Fall in volumes at Amsterdam Schiphol

Fall in volumes at Amsterdam Schiphol

Amsterdam Airport Schiphol has seen cargo volumes fall by 1.8 per cent in the first three months of 2015 to 385,842 tonnes, because of a slowdown in China.

The airport says that this is the first quarterly fall for two years. January saw a year-on-year (YOY) fall of 2.3 per cent to 120,267 tonnes. February saw a YOY increase of 2.1 per cent to 125,979 tonnes. March saw the largest YOY fall, of 4.7 per cent to 139,596 tonnes.

Schiphol senior vice president for cargo, Enno Osinga, says: “The results are disappointing, but not unexpected, and not confined to Schiphol alone. China is our single largest market … so the slowing of its economy and manufacturing output are inevitably very visible in our traffic figures.”
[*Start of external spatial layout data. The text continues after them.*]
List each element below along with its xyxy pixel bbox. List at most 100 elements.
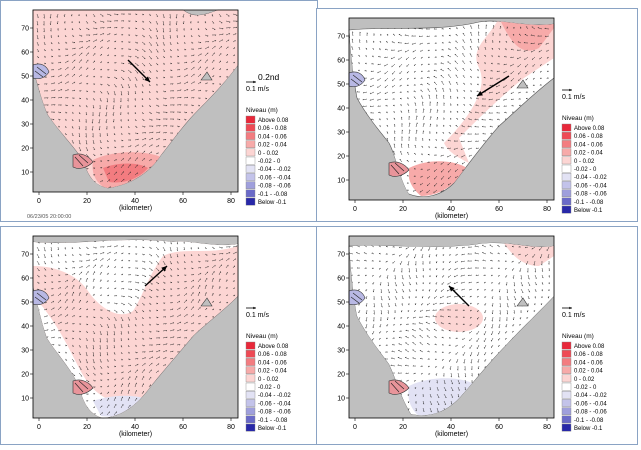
legend-swatch <box>562 165 571 172</box>
y-tick-label: 30 <box>21 122 29 129</box>
y-tick-label: 50 <box>21 300 29 307</box>
scale-label: 0.1 m/s <box>562 312 585 319</box>
legend-swatch <box>562 342 571 349</box>
legend-entry-label: -0.1 - -0.08 <box>574 200 604 206</box>
scale-label: 0.1 m/s <box>562 94 585 101</box>
legend-swatch <box>246 358 255 365</box>
legend-entry-label: -0.02 - 0 <box>258 159 281 165</box>
legend-entry-label: Above 0.08 <box>258 344 289 350</box>
legend-swatch <box>246 132 255 139</box>
legend-swatch <box>246 165 255 172</box>
x-tick-label: 60 <box>495 206 503 213</box>
x-tick-label: 0 <box>353 206 357 213</box>
legend-swatch <box>562 124 571 131</box>
legend-entry-label: 0.06 - 0.08 <box>574 352 603 358</box>
plot-area <box>33 236 238 418</box>
legend-swatch <box>246 149 255 156</box>
legend-swatch <box>246 383 255 390</box>
legend-entry-label: -0.1 - -0.08 <box>258 418 288 424</box>
y-tick-label: 50 <box>337 300 345 307</box>
legend-title: Niveau (m) <box>562 333 594 340</box>
legend-entry-label: 0.06 - 0.08 <box>574 134 603 140</box>
y-tick-label: 20 <box>21 372 29 379</box>
y-tick-label: 10 <box>21 396 29 403</box>
y-tick-label: 60 <box>21 50 29 57</box>
legend-entry-label: 0.06 - 0.08 <box>258 352 287 358</box>
legend-entry-label: Below -0.1 <box>258 200 287 206</box>
legend-swatch <box>246 399 255 406</box>
plot-area <box>349 236 554 419</box>
legend-entry-label: -0.08 - -0.06 <box>258 184 291 190</box>
legend-swatch <box>246 424 255 431</box>
legend-entry-label: 0.06 - 0.08 <box>258 126 287 132</box>
legend-swatch <box>562 408 571 415</box>
legend-entry-label: -0.08 - -0.06 <box>574 192 607 198</box>
x-tick-label: 20 <box>83 198 91 205</box>
legend-swatch <box>246 408 255 415</box>
legend-swatch <box>246 350 255 357</box>
x-tick-label: 20 <box>399 206 407 213</box>
legend-entry-label: 0 - 0.02 <box>574 159 595 165</box>
legend-swatch <box>562 375 571 382</box>
legend-swatch <box>562 157 571 164</box>
legend-entry-label: Above 0.08 <box>574 126 605 132</box>
legend-title: Niveau (m) <box>246 107 278 114</box>
legend-swatch <box>246 182 255 189</box>
legend-swatch <box>562 358 571 365</box>
y-tick-label: 70 <box>21 252 29 259</box>
legend-entry-label: -0.08 - -0.06 <box>574 410 607 416</box>
legend-swatch <box>246 190 255 197</box>
legend-entry-label: 0 - 0.02 <box>574 377 595 383</box>
legend-entry-label: 0.02 - 0.04 <box>258 369 287 375</box>
legend-entry-label: -0.1 - -0.08 <box>574 418 604 424</box>
x-tick-label: 0 <box>37 424 41 431</box>
legend-swatch <box>562 350 571 357</box>
legend-entry-label: -0.02 - 0 <box>574 385 597 391</box>
legend-entry-label: -0.04 - -0.02 <box>258 393 291 399</box>
y-tick-label: 30 <box>337 130 345 137</box>
y-tick-label: 20 <box>337 154 345 161</box>
x-tick-label: 80 <box>227 198 235 205</box>
x-axis-label: (kilometer) <box>435 213 468 220</box>
x-tick-label: 0 <box>37 198 41 205</box>
legend-swatch <box>562 173 571 180</box>
y-tick-label: 30 <box>21 348 29 355</box>
legend-swatch <box>246 342 255 349</box>
y-tick-label: 70 <box>337 252 345 259</box>
legend-entry-label: -0.06 - -0.04 <box>258 175 291 181</box>
x-axis-label: (kilometer) <box>119 431 152 438</box>
legend-entry-label: 0 - 0.02 <box>258 151 279 157</box>
legend-entry-label: 0.04 - 0.06 <box>574 360 603 366</box>
legend-swatch <box>246 141 255 148</box>
x-tick-label: 80 <box>227 424 235 431</box>
legend-entry-label: -0.08 - -0.06 <box>258 410 291 416</box>
legend-entry-label: -0.04 - -0.02 <box>574 393 607 399</box>
y-tick-label: 40 <box>337 324 345 331</box>
y-tick-label: 10 <box>337 178 345 185</box>
scale-label: 0.1 m/s <box>246 86 269 93</box>
x-tick-label: 60 <box>179 424 187 431</box>
y-tick-label: 70 <box>21 26 29 33</box>
y-tick-label: 50 <box>21 74 29 81</box>
legend-swatch <box>562 416 571 423</box>
x-tick-label: 40 <box>131 198 139 205</box>
legend-swatch <box>246 391 255 398</box>
legend-swatch <box>562 391 571 398</box>
legend-swatch <box>562 198 571 205</box>
legend-entry-label: -0.04 - -0.02 <box>258 167 291 173</box>
y-tick-label: 10 <box>337 396 345 403</box>
legend-swatch <box>246 116 255 123</box>
y-tick-label: 30 <box>337 348 345 355</box>
y-tick-label: 50 <box>337 82 345 89</box>
legend-entry-label: Below -0.1 <box>258 426 287 432</box>
x-tick-label: 40 <box>447 424 455 431</box>
legend-title: Niveau (m) <box>246 333 278 340</box>
legend-entry-label: 0.04 - 0.06 <box>258 360 287 366</box>
y-tick-label: 60 <box>337 58 345 65</box>
y-tick-label: 10 <box>21 170 29 177</box>
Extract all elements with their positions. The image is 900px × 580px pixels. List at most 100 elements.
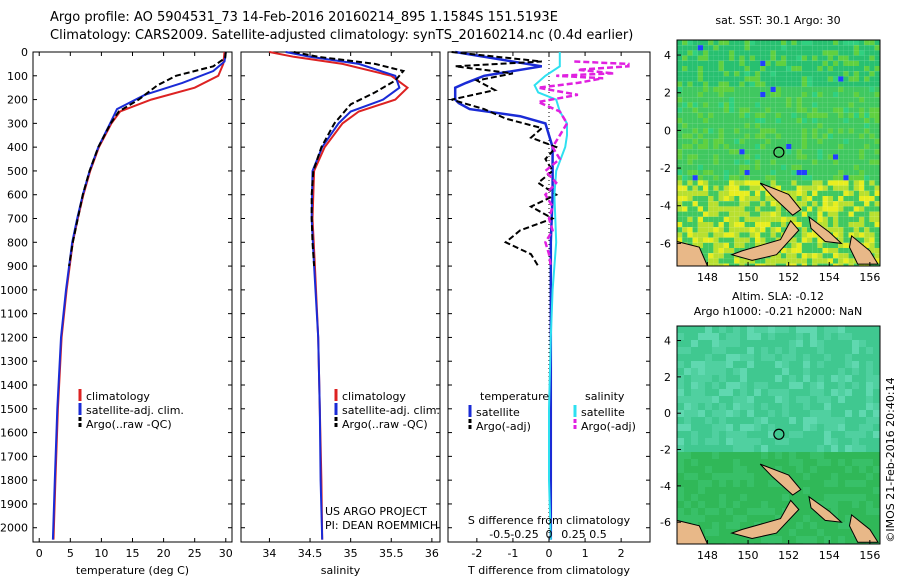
map-cell: [796, 102, 802, 108]
map-cell: [843, 128, 849, 134]
map-cell: [859, 375, 866, 382]
map-cell: [786, 81, 792, 87]
map-cell: [866, 515, 873, 522]
map-cell: [831, 375, 838, 382]
map-cell: [859, 222, 865, 228]
map-cell: [739, 40, 745, 46]
map-cell: [687, 222, 693, 228]
map-cell: [807, 138, 813, 144]
map-cell: [698, 417, 705, 424]
map-cell: [739, 206, 745, 212]
argo-position-marker: [773, 428, 785, 440]
map-cell: [749, 66, 755, 72]
map-cell: [859, 424, 866, 431]
map-cell: [791, 133, 797, 139]
map-cell: [852, 494, 859, 501]
map-cell: [791, 55, 797, 61]
map-cell: [723, 76, 729, 82]
map-cell: [775, 76, 781, 82]
map-cell: [739, 66, 745, 72]
map-cell: [697, 40, 703, 46]
salinity-diff-tick-label: -0.25: [510, 528, 538, 541]
map-cell: [838, 97, 844, 103]
map-cell: [677, 211, 683, 217]
map-cell: [838, 180, 844, 186]
map-cell: [708, 253, 714, 259]
map-cell: [775, 452, 782, 459]
map-cell: [740, 396, 747, 403]
map-xtick-label: 152: [778, 549, 799, 562]
map-cell: [768, 368, 775, 375]
map-cell: [807, 118, 813, 124]
map-cell: [796, 361, 803, 368]
map-cell: [817, 438, 824, 445]
map-cell: [761, 452, 768, 459]
map-cell: [749, 128, 755, 134]
legend-label: Argo(..raw -QC): [342, 418, 428, 431]
map-cell: [853, 81, 859, 87]
map-cell: [864, 154, 870, 160]
map-cell: [775, 389, 782, 396]
map-cell: [708, 170, 714, 176]
map-cell: [775, 536, 782, 543]
chart-title-line2: Climatology: CARS2009. Satellite-adjuste…: [50, 28, 634, 43]
map-cell: [677, 515, 684, 522]
map-cell: [684, 424, 691, 431]
map-cell: [775, 55, 781, 61]
map-cell: [859, 123, 865, 129]
map-cell: [791, 66, 797, 72]
map-cell: [796, 71, 802, 77]
map-cell: [845, 347, 852, 354]
map-cell: [812, 175, 818, 181]
map-cell: [859, 185, 865, 191]
map-cell: [705, 340, 712, 347]
map-cell: [786, 248, 792, 254]
map-cell: [817, 410, 824, 417]
map-cell: [869, 227, 875, 233]
map-cell: [833, 263, 839, 266]
map-cell: [807, 175, 813, 181]
map-cell: [796, 242, 802, 248]
map-cell: [843, 144, 849, 150]
map-cell: [864, 242, 870, 248]
map-cell: [739, 86, 745, 92]
map-cell: [726, 508, 733, 515]
map-cell: [744, 86, 750, 92]
map-cell: [747, 326, 754, 333]
map-cell: [739, 159, 745, 165]
map-cell: [801, 248, 807, 254]
map-cell: [827, 45, 833, 51]
map-cell: [729, 45, 735, 51]
map-cell: [859, 389, 866, 396]
map-cell: [874, 232, 880, 238]
map-cell: [824, 354, 831, 361]
map-cell: [838, 340, 845, 347]
map-cell: [744, 107, 750, 113]
map-cell: [726, 382, 733, 389]
map-cell: [705, 452, 712, 459]
map-cell: [817, 445, 824, 452]
map-cell: [687, 164, 693, 170]
map-cell: [803, 508, 810, 515]
map-cell: [782, 445, 789, 452]
map-cell: [677, 92, 683, 98]
map-cell: [874, 149, 880, 155]
map-cell: [796, 66, 802, 72]
map-cell: [708, 138, 714, 144]
map-cell: [874, 81, 880, 87]
map-cell: [866, 501, 873, 508]
map-cell: [824, 438, 831, 445]
map-cell: [692, 149, 698, 155]
map-cell: [744, 112, 750, 118]
map-cell: [713, 211, 719, 217]
map-cell: [833, 133, 839, 139]
map-cell: [713, 86, 719, 92]
map-cell: [723, 118, 729, 124]
map-cell: [874, 128, 880, 134]
map-cell: [677, 473, 684, 480]
map-cell: [782, 452, 789, 459]
map-cell: [713, 133, 719, 139]
map-cell: [712, 389, 719, 396]
map-cell: [796, 389, 803, 396]
map-cell: [843, 112, 849, 118]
Asia, as a share of the first quarter, fell to 36.5 per cent, but remained the largest area. North America remained in second, at 18.9 per cent, up 4.4 per cent on the first quarter of 2014. The Middle East fell by 1.5 per cent to 13.8 per cent of the total. Africa increased by 0.7 per cent to 11.7 per cent and Latin America rose by 1.9 per cent to 11.2 per cent. Europe fell by 16 per cent compared to the same period of 2014 to eight per cent.
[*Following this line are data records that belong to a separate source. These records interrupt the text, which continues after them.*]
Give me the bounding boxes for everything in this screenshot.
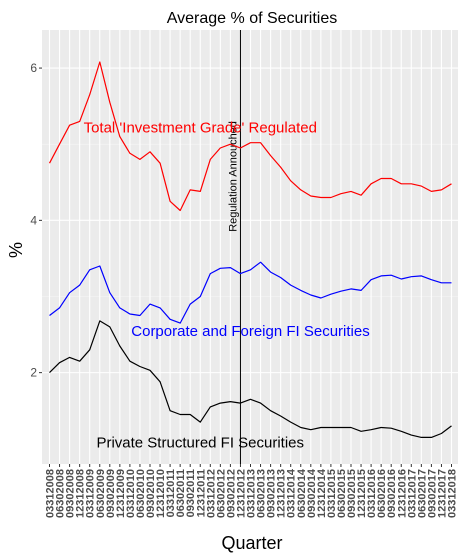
series-line [49,261,452,324]
series-lines [48,61,452,438]
x-tick-label: 03312016 [366,469,378,518]
x-tick-label: 03312014 [286,468,298,518]
x-tick-label: 12312012 [235,469,247,518]
x-tick-label: 12312015 [356,469,368,518]
x-tick-label: 03312010 [125,469,137,518]
x-tick-label: 09302016 [386,469,398,518]
y-ticks: 2 4 6 [30,61,42,380]
x-tick-label: 06302015 [336,469,348,518]
x-tick-label: 06302009 [95,469,107,518]
x-tick-label: 09302008 [65,469,77,518]
x-tick-label: 03312009 [85,469,97,518]
x-tick-label: 12312011 [195,469,207,517]
x-tick-label: 06302011 [175,469,187,517]
event-label: Regulation Annouched [227,121,239,232]
series-labels: Total 'Investment Grade' Regulated Corpor… [84,119,370,451]
x-tick-label: 06302016 [376,469,388,518]
event-marker: Regulation Annouched [227,30,241,464]
x-ticks: 0331200806302008093020081231200803312009… [45,464,459,518]
x-tick-label: 03312008 [45,469,57,518]
y-axis-label: % [6,242,26,258]
grid-lines [42,30,458,464]
x-tick-label: 12312008 [75,469,87,518]
x-tick-label: 12312014 [316,468,328,518]
x-tick-label: 03312018 [447,469,459,518]
x-tick-label: 09302012 [225,469,237,518]
x-tick-label: 03312012 [205,469,217,518]
x-tick-label: 09302009 [105,469,117,518]
x-tick-label: 06302012 [215,469,227,518]
y-tick-label: 4 [30,213,37,227]
x-tick-label: 03312013 [246,469,258,518]
x-tick-label: 06302010 [135,469,147,518]
series-label: Corporate and Foreign FI Securities [131,323,369,340]
x-tick-label: 09302017 [426,469,438,518]
x-axis-label: Quarter [221,533,282,553]
x-tick-label: 06302013 [256,469,268,518]
x-tick-label: 09302013 [266,469,278,518]
series-label: Total 'Investment Grade' Regulated [84,119,317,136]
x-tick-label: 12312010 [155,469,167,518]
x-tick-label: 09302015 [346,469,358,518]
x-tick-label: 09302010 [145,469,157,518]
x-tick-label: 06302014 [296,468,308,518]
series-line [49,320,452,438]
series-line [48,61,452,212]
x-tick-label: 06302017 [416,469,428,518]
x-tick-label: 12312013 [276,469,288,518]
series-label: Private Structured FI Securities [96,435,304,452]
x-tick-label: 06302008 [55,469,67,518]
x-tick-label: 12312017 [436,469,448,518]
x-tick-label: 12312016 [396,469,408,518]
x-tick-label: 12312009 [115,469,127,518]
x-tick-label: 03312011 [165,469,177,517]
y-tick-label: 2 [30,366,37,380]
x-tick-label: 09302011 [185,469,197,517]
x-tick-label: 09302014 [306,468,318,518]
y-tick-label: 6 [30,61,37,75]
x-tick-label: 03312015 [326,469,338,518]
x-tick-label: 03312017 [406,469,418,518]
chart-title: Average % of Securities [167,10,337,27]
Osinga explains: “Europe’s weaker tonnages are explained by the impact of flower traffic of falling Russian demand around Valentine’s Day and Women’s Day, caused by their currency weakness. The Europe figures additionally include transshipments to China, which are also affected by the cooling of Chinese trade.”
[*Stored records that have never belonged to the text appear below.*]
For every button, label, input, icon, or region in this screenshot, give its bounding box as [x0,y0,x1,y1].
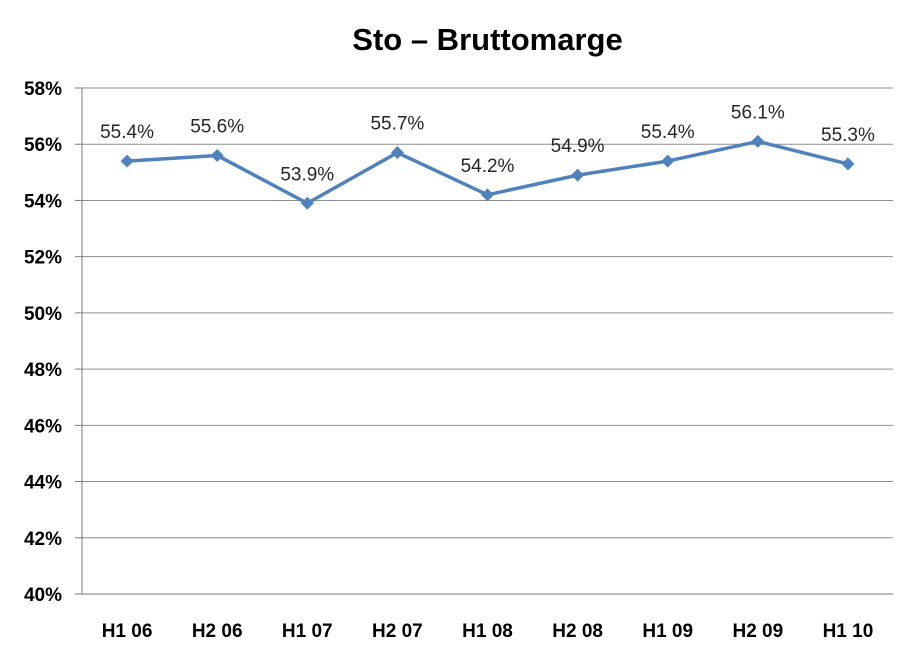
x-tick-label: H1 06 [102,621,153,642]
y-tick-label: 46% [24,416,62,437]
x-tick-label: H2 08 [552,621,603,642]
y-tick-label: 50% [24,304,62,325]
y-tick-label: 56% [24,135,62,156]
data-point-marker [751,134,765,148]
data-point-marker [841,157,855,171]
y-tick-label: 58% [24,79,62,100]
x-tick-label: H1 07 [282,621,333,642]
x-tick-label: H2 06 [192,621,243,642]
y-tick-label: 48% [24,360,62,381]
y-tick-label: 52% [24,248,62,269]
data-label: 53.9% [280,164,334,185]
y-tick-label: 42% [24,529,62,550]
data-point-marker [481,188,494,202]
y-tick-label: 54% [24,191,62,212]
x-tick-label: H2 07 [372,621,423,642]
data-point-marker [390,146,404,160]
x-tick-label: H1 10 [823,621,874,642]
data-label: 55.4% [641,122,695,143]
x-tick-label: H2 09 [732,621,783,642]
x-tick-label: H1 09 [642,621,693,642]
x-tick-label: H1 08 [462,621,513,642]
data-label: 55.7% [370,114,424,135]
data-label: 55.4% [100,122,154,143]
data-label: 55.3% [821,125,875,146]
data-point-marker [210,148,224,162]
chart-title: Sto – Bruttomarge [352,22,623,57]
data-point-marker [120,154,134,168]
data-label: 56.1% [731,102,785,123]
data-label: 54.2% [461,156,515,177]
y-tick-label: 44% [24,473,62,494]
data-point-marker [571,168,585,182]
data-label: 55.6% [190,116,244,137]
data-label: 54.9% [551,136,605,157]
y-tick-label: 40% [24,585,62,606]
data-point-marker [661,154,675,168]
data-point-marker [300,196,314,210]
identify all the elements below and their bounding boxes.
In February, Schiphol opened a new taxiway between the Kaag runway and the Sierra cargo zone. It says the development halves live runway crossings. The airport says that freighters can now land and taxi direct to the Sierra cargo area from the end of the runway without having to route back along the original taxiway and then wait for clearance to cross the live runway.

In 2014, Schiphol was Europe’s third busiest by volume, handling 1.6 million tonnes.